Will it negatively affect the bitcoin price?
According to the Financial Times, a number of central bank incentives currently support Bitcoin’s rally and accelerate its growth.
Michael Bollinger, UBS Wealth Administration Chief Financial Officer, believes the current “BTC bubble can inflate longer than expected,” taking into account the history of the spikes.
Negative terms are used for BTC
From the perspective above, it can be concluded that a loan is currently being taken with Bitcoin from such a perspective. What is intriguing and interesting is that the digital asset continues to be called the “bubble” by some. Rather than defining its true value for the cryptocurrency, terminologies such as “speculative” are regularly used.
There is definitely a rationale behind the effect of quantitative loosening on Bitcoin, but this can be interpreted differently.

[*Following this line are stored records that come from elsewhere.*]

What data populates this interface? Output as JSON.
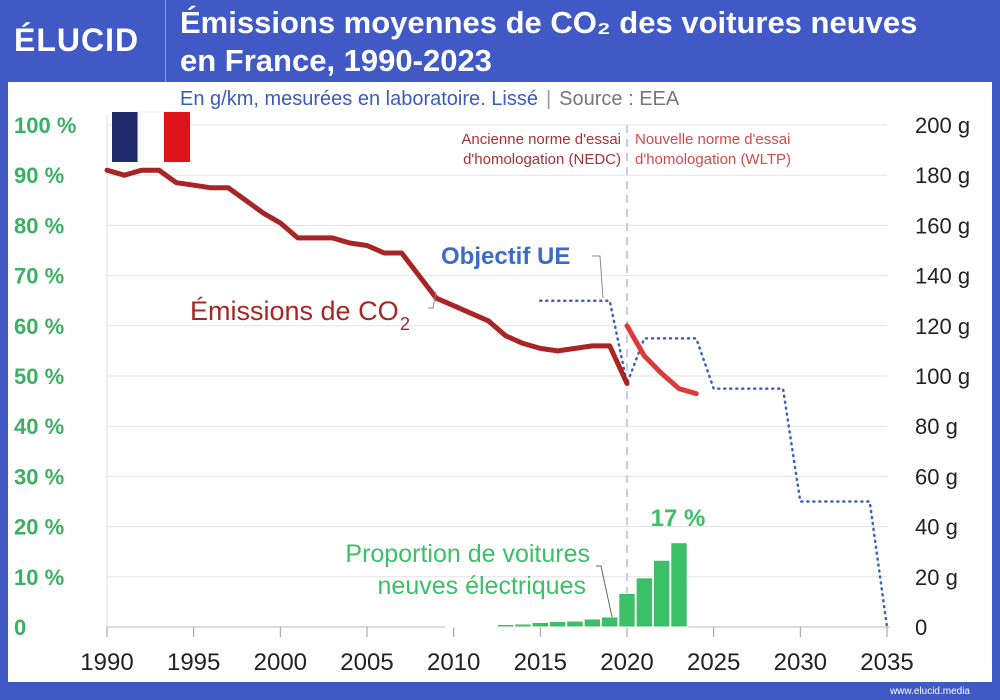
{
  "header": {
    "logo": "ÉLUCID",
    "title_line1": "Émissions moyennes de CO₂ des voitures neuves",
    "title_line2": "en France, 1990-2023"
  },
  "subtitle": {
    "text": "En g/km, mesurées en laboratoire. Lissé",
    "separator": "|",
    "source": "Source : EEA"
  },
  "footer": {
    "url": "www.elucid.media"
  },
  "colors": {
    "frame": "#4059c4",
    "co2_nedc": "#a82525",
    "co2_wltp": "#dd3a3a",
    "target": "#3a62b8",
    "ev_bars": "#3cc067",
    "left_axis": "#3cb062"
  },
  "chart_data": {
    "type": "bar+line",
    "title": "Émissions moyennes de CO₂ des voitures neuves en France, 1990-2023",
    "xlim": [
      1990,
      2035
    ],
    "x_ticks": [
      "1990",
      "1995",
      "2000",
      "2005",
      "2010",
      "2015",
      "2020",
      "2025",
      "2030",
      "2035"
    ],
    "y_left": {
      "range": [
        0,
        100
      ],
      "ticks": [
        "0",
        "10 %",
        "20 %",
        "30 %",
        "40 %",
        "50 %",
        "60 %",
        "70 %",
        "80 %",
        "90 %",
        "100 %"
      ]
    },
    "y_right": {
      "range": [
        0,
        200
      ],
      "ticks": [
        "0",
        "20 g",
        "40 g",
        "60 g",
        "80 g",
        "100 g",
        "120 g",
        "140 g",
        "160 g",
        "180 g",
        "200 g"
      ]
    },
    "grid": true,
    "annotations": {
      "nedc": [
        "Ancienne norme d'essai",
        "d'homologation (NEDC)"
      ],
      "wltp": [
        "Nouvelle norme d'essai",
        "d'homologation (WLTP)"
      ],
      "ev_last": "17 %",
      "norm_change_year": 2020
    },
    "series": [
      {
        "name": "Émissions de CO₂",
        "axis": "right",
        "segment": "NEDC",
        "x": [
          1990,
          1991,
          1992,
          1993,
          1994,
          1995,
          1996,
          1997,
          1998,
          1999,
          2000,
          2001,
          2002,
          2003,
          2004,
          2005,
          2006,
          2007,
          2008,
          2009,
          2010,
          2011,
          2012,
          2013,
          2014,
          2015,
          2016,
          2017,
          2018,
          2019,
          2020
        ],
        "y": [
          182,
          180,
          182,
          182,
          177,
          176,
          175,
          175,
          170,
          165,
          161,
          155,
          155,
          155,
          153,
          152,
          149,
          149,
          140,
          131,
          128,
          125,
          122,
          116,
          113,
          111,
          110,
          111,
          112,
          112,
          97
        ]
      },
      {
        "name": "Émissions de CO₂",
        "axis": "right",
        "segment": "WLTP",
        "x": [
          2020,
          2021,
          2022,
          2023,
          2024
        ],
        "y": [
          120,
          108,
          101,
          95,
          93
        ]
      },
      {
        "name": "Objectif UE",
        "axis": "right",
        "style": "dotted",
        "x": [
          2015,
          2019,
          2020,
          2021,
          2024,
          2025,
          2029,
          2030,
          2034,
          2035
        ],
        "y": [
          130,
          130,
          97,
          115,
          115,
          95,
          95,
          50,
          50,
          0
        ]
      },
      {
        "name": "Proportion de voitures neuves électriques",
        "axis": "left",
        "type": "bar",
        "x": [
          2010,
          2011,
          2012,
          2013,
          2014,
          2015,
          2016,
          2017,
          2018,
          2019,
          2020,
          2021,
          2022,
          2023
        ],
        "y": [
          0.05,
          0.1,
          0.2,
          0.5,
          0.6,
          0.9,
          1.1,
          1.2,
          1.6,
          2.0,
          6.7,
          9.8,
          13.3,
          16.8
        ]
      }
    ],
    "labels": {
      "co2": "Émissions de CO",
      "co2_sub": "2",
      "target": "Objectif UE",
      "ev_line1": "Proportion de voitures",
      "ev_line2": "neuves électriques"
    }
  }
}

A recent Ecoinometrics report observed more liquidity in the current financial system. This is true, but it does not mean that such a situation only benefits Bitcoin. Other investment opportunities are gaining momentum, but the popularity surrounding Bitcoin is seen as contagious to its fans and worrying to its skeptics.
Adoption is increasing
The bottom line of the current market is that the Fed is constantly printing money. This led to a reduction in the purchasing power of fiat money, which is why everyone is looking at alternative investment windows. Bitcoin has recorded strong returns since last year, so more and more people are interested in BTC.
Additionally, Bitcoin is currently exploring the effects of S-curve adoption and exponential growth is expected in the future.
Before the boom cycle in 2017, most of Bitcoin’s supporters were tech developers, anarchists, and libertarians. Now with rising corporate interest in the market, the asset class is becoming more retail.